Twenty-eight years ago today, Nick had come into the world as a tiny red fox kit whose little, green eyes were closed for the first week of his existence.

As Nick started work at the back of the room and began to gather up a few more wads of crumpled-up scrap paper and toss them into his plastic wastebasket, he reminisced about birthdays past.

As far back as Nick could remember, his mother and father had celebrated his birth with a few cherished standbys: lunch at Suzi's bake shop and ice cream parlor in the Canal District, a movie at Southside Theater in Savanna Central (there were many good movies that came out around his birthday in March), and a visit to his Uncle Jack's apartment downtown. Those were the times when Nick felt the happiest, he recalled now. The times when it seemed like nothing was happening between his parents.

But, ultimately, things weren't quite that way in his household.

His father, John Wilde, was the embodiment of the rebel spirit found in the darkest recesses of a fox's heart. He wanted to be the kind of animal that was unpredictable, sly and wild, wanting to steal and be stolen from, for that was, he reasoned, the only place a fox could truly be happy. He was also the only fox Nick ever knew to have a detachable tail, a prosthetic made after an unfortunate accident.
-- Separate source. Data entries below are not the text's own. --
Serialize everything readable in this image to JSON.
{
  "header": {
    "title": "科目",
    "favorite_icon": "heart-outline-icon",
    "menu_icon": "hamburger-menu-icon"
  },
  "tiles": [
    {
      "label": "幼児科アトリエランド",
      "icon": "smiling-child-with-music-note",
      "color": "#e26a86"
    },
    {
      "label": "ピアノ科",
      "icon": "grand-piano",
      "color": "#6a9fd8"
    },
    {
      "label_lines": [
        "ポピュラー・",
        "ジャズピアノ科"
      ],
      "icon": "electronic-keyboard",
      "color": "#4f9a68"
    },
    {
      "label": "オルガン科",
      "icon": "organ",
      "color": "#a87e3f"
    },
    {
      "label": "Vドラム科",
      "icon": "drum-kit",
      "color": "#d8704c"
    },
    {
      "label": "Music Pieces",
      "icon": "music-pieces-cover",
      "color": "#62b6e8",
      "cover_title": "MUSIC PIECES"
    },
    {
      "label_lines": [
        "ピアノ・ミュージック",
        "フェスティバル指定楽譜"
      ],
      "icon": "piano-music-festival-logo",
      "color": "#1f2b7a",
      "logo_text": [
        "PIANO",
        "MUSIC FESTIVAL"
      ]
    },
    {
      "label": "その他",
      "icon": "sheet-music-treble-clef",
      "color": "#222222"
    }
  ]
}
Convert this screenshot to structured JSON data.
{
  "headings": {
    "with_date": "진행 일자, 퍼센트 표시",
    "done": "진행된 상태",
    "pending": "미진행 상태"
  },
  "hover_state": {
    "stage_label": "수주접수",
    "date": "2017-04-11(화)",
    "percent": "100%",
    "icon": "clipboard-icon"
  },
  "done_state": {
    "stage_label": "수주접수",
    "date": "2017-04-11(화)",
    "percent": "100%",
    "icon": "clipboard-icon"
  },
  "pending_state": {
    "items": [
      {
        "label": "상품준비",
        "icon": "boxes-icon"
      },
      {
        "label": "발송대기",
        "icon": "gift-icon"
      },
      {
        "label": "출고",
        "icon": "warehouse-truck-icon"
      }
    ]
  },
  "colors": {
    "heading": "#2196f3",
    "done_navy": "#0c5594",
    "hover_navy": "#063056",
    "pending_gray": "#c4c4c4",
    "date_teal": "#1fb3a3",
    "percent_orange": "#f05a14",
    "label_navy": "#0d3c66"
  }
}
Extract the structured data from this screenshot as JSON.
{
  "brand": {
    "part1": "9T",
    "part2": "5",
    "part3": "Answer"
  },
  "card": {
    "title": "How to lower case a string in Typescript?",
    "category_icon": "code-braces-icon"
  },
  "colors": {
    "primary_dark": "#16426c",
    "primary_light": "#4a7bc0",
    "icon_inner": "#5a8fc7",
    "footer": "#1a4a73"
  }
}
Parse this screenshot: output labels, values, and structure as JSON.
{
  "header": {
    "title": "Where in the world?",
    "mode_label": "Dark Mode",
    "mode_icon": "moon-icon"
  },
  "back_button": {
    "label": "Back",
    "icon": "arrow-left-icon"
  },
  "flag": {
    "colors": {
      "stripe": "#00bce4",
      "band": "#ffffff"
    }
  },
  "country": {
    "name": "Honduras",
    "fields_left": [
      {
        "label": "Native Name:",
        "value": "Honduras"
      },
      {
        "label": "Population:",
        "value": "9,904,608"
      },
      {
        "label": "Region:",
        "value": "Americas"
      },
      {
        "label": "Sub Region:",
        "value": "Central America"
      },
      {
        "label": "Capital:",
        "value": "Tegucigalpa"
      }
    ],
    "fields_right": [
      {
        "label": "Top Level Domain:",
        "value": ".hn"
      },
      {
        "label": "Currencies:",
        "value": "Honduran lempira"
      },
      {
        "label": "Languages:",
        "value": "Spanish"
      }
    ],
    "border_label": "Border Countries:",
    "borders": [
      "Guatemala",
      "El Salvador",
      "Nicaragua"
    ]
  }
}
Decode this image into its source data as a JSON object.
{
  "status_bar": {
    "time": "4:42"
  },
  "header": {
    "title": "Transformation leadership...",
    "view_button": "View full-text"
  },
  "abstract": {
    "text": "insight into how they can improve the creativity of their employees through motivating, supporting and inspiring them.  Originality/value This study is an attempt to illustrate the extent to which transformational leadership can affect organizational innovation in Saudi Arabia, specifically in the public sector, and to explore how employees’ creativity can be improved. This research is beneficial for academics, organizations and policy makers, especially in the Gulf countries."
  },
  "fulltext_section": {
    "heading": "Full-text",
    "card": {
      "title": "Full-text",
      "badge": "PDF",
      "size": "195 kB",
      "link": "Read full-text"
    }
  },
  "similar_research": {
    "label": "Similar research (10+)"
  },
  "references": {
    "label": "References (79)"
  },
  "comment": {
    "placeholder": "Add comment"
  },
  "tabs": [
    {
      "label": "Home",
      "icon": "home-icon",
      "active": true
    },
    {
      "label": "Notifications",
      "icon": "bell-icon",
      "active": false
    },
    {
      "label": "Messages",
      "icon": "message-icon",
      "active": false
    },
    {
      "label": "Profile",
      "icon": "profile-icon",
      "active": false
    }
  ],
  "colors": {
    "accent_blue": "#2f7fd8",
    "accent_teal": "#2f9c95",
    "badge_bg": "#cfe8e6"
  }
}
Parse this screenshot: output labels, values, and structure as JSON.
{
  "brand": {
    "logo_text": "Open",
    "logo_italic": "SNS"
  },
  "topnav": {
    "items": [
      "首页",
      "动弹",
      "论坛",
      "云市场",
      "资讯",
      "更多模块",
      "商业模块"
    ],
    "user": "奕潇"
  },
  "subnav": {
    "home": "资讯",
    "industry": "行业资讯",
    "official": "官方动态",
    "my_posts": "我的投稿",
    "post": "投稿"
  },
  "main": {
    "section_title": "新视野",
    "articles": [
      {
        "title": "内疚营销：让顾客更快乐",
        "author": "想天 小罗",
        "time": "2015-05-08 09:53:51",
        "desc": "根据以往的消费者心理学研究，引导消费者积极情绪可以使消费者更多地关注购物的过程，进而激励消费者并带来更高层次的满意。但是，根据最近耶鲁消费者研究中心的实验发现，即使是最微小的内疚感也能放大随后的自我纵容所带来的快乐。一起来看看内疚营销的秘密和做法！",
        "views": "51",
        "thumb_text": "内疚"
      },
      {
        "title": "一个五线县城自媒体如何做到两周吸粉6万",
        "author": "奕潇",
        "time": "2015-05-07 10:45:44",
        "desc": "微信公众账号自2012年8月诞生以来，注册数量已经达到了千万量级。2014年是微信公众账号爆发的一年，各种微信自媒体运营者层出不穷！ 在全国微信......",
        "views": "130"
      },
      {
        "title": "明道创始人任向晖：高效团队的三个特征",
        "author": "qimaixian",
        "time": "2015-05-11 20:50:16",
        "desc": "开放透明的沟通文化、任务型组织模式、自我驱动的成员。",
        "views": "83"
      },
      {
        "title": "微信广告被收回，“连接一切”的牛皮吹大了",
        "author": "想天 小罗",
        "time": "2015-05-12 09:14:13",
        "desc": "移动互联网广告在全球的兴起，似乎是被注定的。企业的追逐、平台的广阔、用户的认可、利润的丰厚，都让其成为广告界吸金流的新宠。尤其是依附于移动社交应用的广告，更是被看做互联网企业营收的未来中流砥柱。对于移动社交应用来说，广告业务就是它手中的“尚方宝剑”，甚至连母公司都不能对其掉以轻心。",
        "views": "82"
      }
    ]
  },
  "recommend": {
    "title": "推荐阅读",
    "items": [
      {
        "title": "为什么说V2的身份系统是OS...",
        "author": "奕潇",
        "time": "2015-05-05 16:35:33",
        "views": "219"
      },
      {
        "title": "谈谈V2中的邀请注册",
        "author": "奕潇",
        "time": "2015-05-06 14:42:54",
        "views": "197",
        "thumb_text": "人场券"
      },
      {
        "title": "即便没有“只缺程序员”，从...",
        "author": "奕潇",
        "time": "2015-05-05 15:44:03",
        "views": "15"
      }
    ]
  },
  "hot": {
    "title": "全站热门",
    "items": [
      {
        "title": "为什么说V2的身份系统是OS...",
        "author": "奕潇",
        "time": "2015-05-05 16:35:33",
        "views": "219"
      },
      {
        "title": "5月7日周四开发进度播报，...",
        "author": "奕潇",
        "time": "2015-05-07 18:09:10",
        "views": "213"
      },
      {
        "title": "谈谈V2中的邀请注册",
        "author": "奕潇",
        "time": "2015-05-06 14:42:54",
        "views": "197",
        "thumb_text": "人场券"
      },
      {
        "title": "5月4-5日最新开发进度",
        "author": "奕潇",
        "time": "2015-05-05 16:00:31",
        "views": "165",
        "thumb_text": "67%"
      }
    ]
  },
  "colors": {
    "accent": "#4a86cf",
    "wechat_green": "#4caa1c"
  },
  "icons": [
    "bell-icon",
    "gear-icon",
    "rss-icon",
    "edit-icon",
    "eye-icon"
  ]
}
Nick's mother Hope was the total opposite of his father. She was always on the conservative side, and that life wasn't just about being sly. These differences sparked many disagreements between his parents, causing Nick to have a slightly upsetting childhood.

Fortunately, that was all in the past.

As Nick walked to the forefront of the bullpen, he saw a pile of note papers, one of which was emblazoned with highlighted contact info and a name, written in his best friend Judy Hopps' handwriting: "Mrs. Kanin, 10:00 am, March 5."

Paying the text no mind, Nick was about to toss the stuff into the trash when all of a sudden—

"Wait! Don't touch that!" Judy barked.

Officer Judy Hopps' compact rabbity frame stood in the doorway to the bullpen, a look of near-panic on her face.

Nick, meanwhile, leapt about a foot-and-a-half off the ground and dropped his wastebasket, sending scrap paper, used sticky notes and the occasional mound of cookie crumbs flying everywhere.